Le titre accroche; Il est à première vue à double sens. A la fois injonction et constat. Non il n'en a qu'un, celui du constat. Ce titre est tiré d'une phrase d'un roman de
Marguerite Duras "
il faut beaucoup aimer les hommes; beaucoup, beaucoup. Beaucoup les aimer pour les aimer". Démonstration avec Solange, actrice française de second plan à Hollywood qui côtoie quelques grandes stars de notre époque, désignées par leur prénom George (Clooney), Steven (Soderbergh), Nicole (Kidman) et d'autres sans doute moins connues, au lecteur d'essayer de les trouver.
Avec
Marie Darrieussecq nous sommes souvent dans le jeu, et souvent pour Solange le jeu de piste, qui consiste à essayer de voir Kouhouesso avec qui elle partage un amour naissant dans des étreintes torrides mais rares à son grand désespoir. Il est noir, elle est blanche. Ceci explique peut-être cela. Elle l'a dans la peau ce beau mâle acteur à dreadlocks qui parle peu,absent la plus part du temps. Elle s'accroche.

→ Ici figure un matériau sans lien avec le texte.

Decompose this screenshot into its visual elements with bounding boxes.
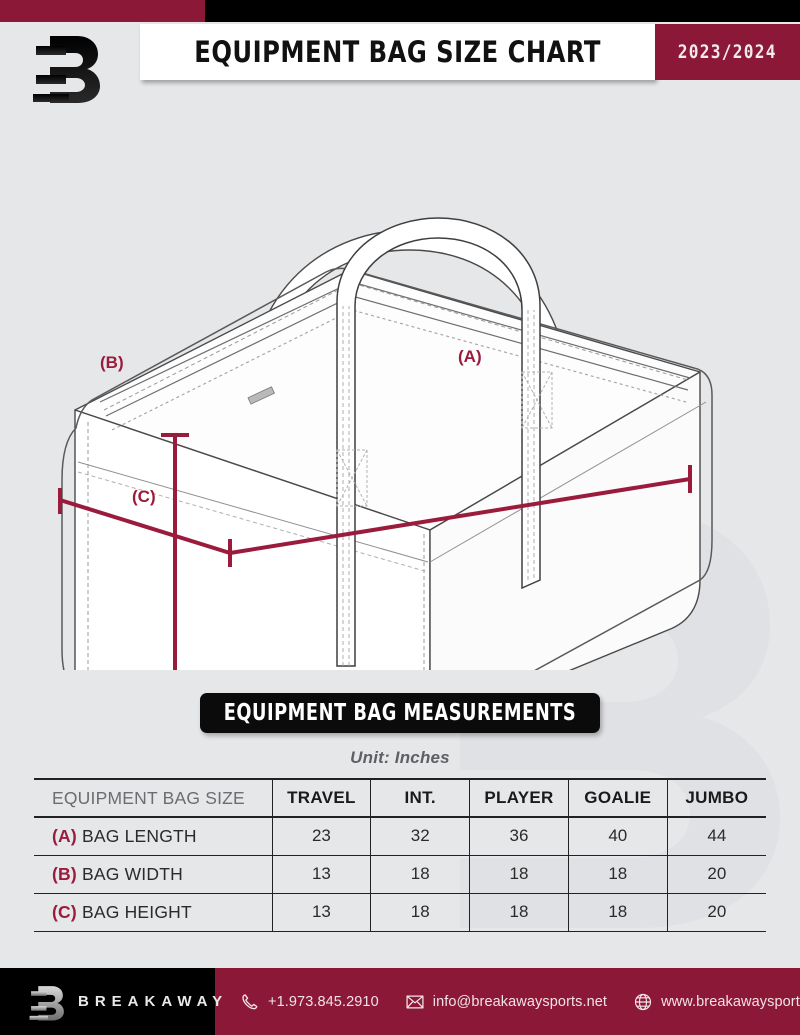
bag-seam-top (103, 282, 689, 411)
bag-handle-front (336, 217, 541, 667)
top-rail-black-segment (205, 0, 800, 22)
dimension-label-width: (B) (100, 353, 124, 372)
cell-length-jumbo: 44 (666, 816, 766, 856)
email-icon (406, 995, 424, 1008)
page-header: EQUIPMENT BAG SIZE CHART 2023/2024 (0, 22, 800, 103)
row-tag-c: (C) (52, 901, 77, 922)
cell-width-int: 18 (370, 855, 470, 894)
row-tag-a: (A) (52, 825, 77, 846)
page-footer: BREAKAWAY +1.973.845.2910 info@breakaway… (0, 968, 800, 1035)
table-row: (B) BAG WIDTH 13 18 18 18 20 (34, 855, 766, 894)
measurements-banner-label: EQUIPMENT BAG MEASUREMENTS (223, 700, 577, 726)
dimension-label-height: (C) (132, 487, 156, 506)
cell-length-int: 32 (370, 816, 470, 856)
row-label-bag-height: (C) BAG HEIGHT (34, 893, 272, 932)
top-rail (0, 0, 800, 22)
contact-website-text: www.breakawaysports.net (661, 993, 800, 1010)
bag-front-panel-seam (77, 461, 429, 563)
cell-width-travel: 13 (271, 855, 371, 894)
measurements-banner: EQUIPMENT BAG MEASUREMENTS (200, 693, 600, 733)
cell-height-player: 18 (469, 893, 569, 932)
table-header-row: EQUIPMENT BAG SIZE TRAVEL INT. PLAYER GO… (34, 778, 766, 818)
bag-body-outline (61, 267, 713, 670)
bag-x-stitch-right (521, 371, 553, 429)
measurements-table: EQUIPMENT BAG SIZE TRAVEL INT. PLAYER GO… (34, 778, 766, 932)
page-title: EQUIPMENT BAG SIZE CHART (194, 35, 601, 69)
bag-zipper-pull (247, 386, 276, 405)
row-name-bag-height: BAG HEIGHT (81, 901, 192, 922)
season-year-label: 2023/2024 (677, 41, 777, 63)
cell-width-jumbo: 20 (666, 855, 766, 894)
dimension-line-length (229, 477, 691, 555)
table-header-player: PLAYER (469, 778, 569, 818)
cell-width-player: 18 (469, 855, 569, 894)
footer-black-panel (0, 968, 215, 1035)
row-label-bag-length: (A) BAG LENGTH (34, 816, 272, 856)
cell-length-travel: 23 (271, 816, 371, 856)
cell-length-player: 36 (469, 816, 569, 856)
footer-maroon-panel (215, 968, 800, 1035)
footer-brand-name: BREAKAWAY (78, 993, 229, 1010)
cell-height-int: 18 (370, 893, 470, 932)
dimension-label-length: (A) (458, 347, 482, 366)
row-name-bag-length: BAG LENGTH (81, 825, 197, 846)
season-year-badge: 2023/2024 (655, 24, 800, 80)
table-header-goalie: GOALIE (567, 778, 668, 818)
contact-phone-text: +1.973.845.2910 (268, 993, 379, 1010)
cell-height-goalie: 18 (567, 893, 668, 932)
table-header-travel: TRAVEL (271, 778, 371, 818)
breakaway-b-logo-icon (33, 36, 100, 103)
table-header-jumbo: JUMBO (666, 778, 766, 818)
globe-icon (634, 993, 652, 1010)
unit-note: Unit: Inches (350, 748, 450, 767)
equipment-bag-illustration: (A) (B) (C) (58, 217, 713, 670)
row-tag-b: (B) (52, 863, 77, 884)
row-label-bag-width: (B) BAG WIDTH (34, 855, 272, 894)
cell-height-travel: 13 (271, 893, 371, 932)
bag-x-stitch-left (336, 449, 368, 507)
cell-width-goalie: 18 (567, 855, 668, 894)
contact-website[interactable]: www.breakawaysports.net (633, 992, 800, 1012)
footer-contacts: +1.973.845.2910 info@breakawaysports.net… (240, 968, 800, 1035)
table-header-size: EQUIPMENT BAG SIZE (34, 778, 272, 818)
table-header-int: INT. (370, 778, 470, 818)
page-title-bar: EQUIPMENT BAG SIZE CHART (140, 24, 655, 80)
contact-email-text: info@breakawaysports.net (432, 993, 608, 1010)
contact-phone[interactable]: +1.973.845.2910 (240, 992, 379, 1012)
contact-email[interactable]: info@breakawaysports.net (405, 992, 607, 1012)
breakaway-b-logo-icon (29, 986, 64, 1021)
top-rail-maroon-segment (0, 0, 205, 22)
table-row: (A) BAG LENGTH 23 32 36 40 44 (34, 816, 766, 856)
cell-length-goalie: 40 (567, 816, 668, 856)
dimension-line-width (59, 498, 231, 555)
table-row: (C) BAG HEIGHT 13 18 18 18 20 (34, 893, 766, 932)
row-name-bag-width: BAG WIDTH (81, 863, 183, 884)
phone-icon (242, 993, 258, 1009)
bag-side-panel-seam (429, 401, 707, 563)
cell-height-jumbo: 20 (666, 893, 766, 932)
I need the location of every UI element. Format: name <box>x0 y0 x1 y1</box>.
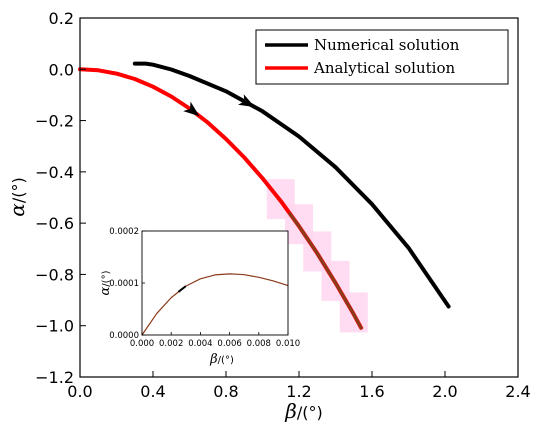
y-tick-label: −0.4 <box>35 163 74 182</box>
inset-x-axis-unit: /(°) <box>218 355 234 366</box>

La première partie du livre est très charnelle entre Solange et Kou sur fonds de miasmes hollywoodiens avec ses personnages mythiques, ses fêtes hautes en couleurs, dans la musique de l'époque. Cette partie peut paraître superficielle, mais non il ne faut pas la voir comme telle. Elle pose un décor, une mythologie et surtout constitue un contrepoint à la seconde partie, le style est incisif.
Les choses peuvent elles durer ?
Seconde partie: Nous basculons dans un monde plus sauvage, plus incertain. Les cartes sont rebattues.
Kou est acteur aussi, de second plan aussi, mais dont toute l'envie est maintenant orientée vers le tournage en tant que metteur en scène d'un film au Congo inspiré très largement du roman de Joseph Konrad au titre très métaphorique: Au coeur des ténèbres.
L'Afrique, voilà le nouvel enjeu; L'occasion pour évoquer un certain rapport de la société à la négritude pour Solange, pour s'embarquer dans des aventures qui risquent de prendre un tour titanesque et sur le plan de leur liaison amoureuse un cours de plus en plus improbable.
Après un passage raté par la Fance, Kouhouesso est engagé dans un tournage, en jungle camerounaise finalement, avec toutes les difficultés liées au climat et aux moyens tropicaux. Solange le rejoint, l'attend, tourne un peu, côtoie l'Afrique des immenses forêts, des hôtels borgnes, de la dysenterie, de la boue et de l'insécurité. Elle survie quand même. Retour à Los Angeles pour tout le monde et retour sur terre à la fois.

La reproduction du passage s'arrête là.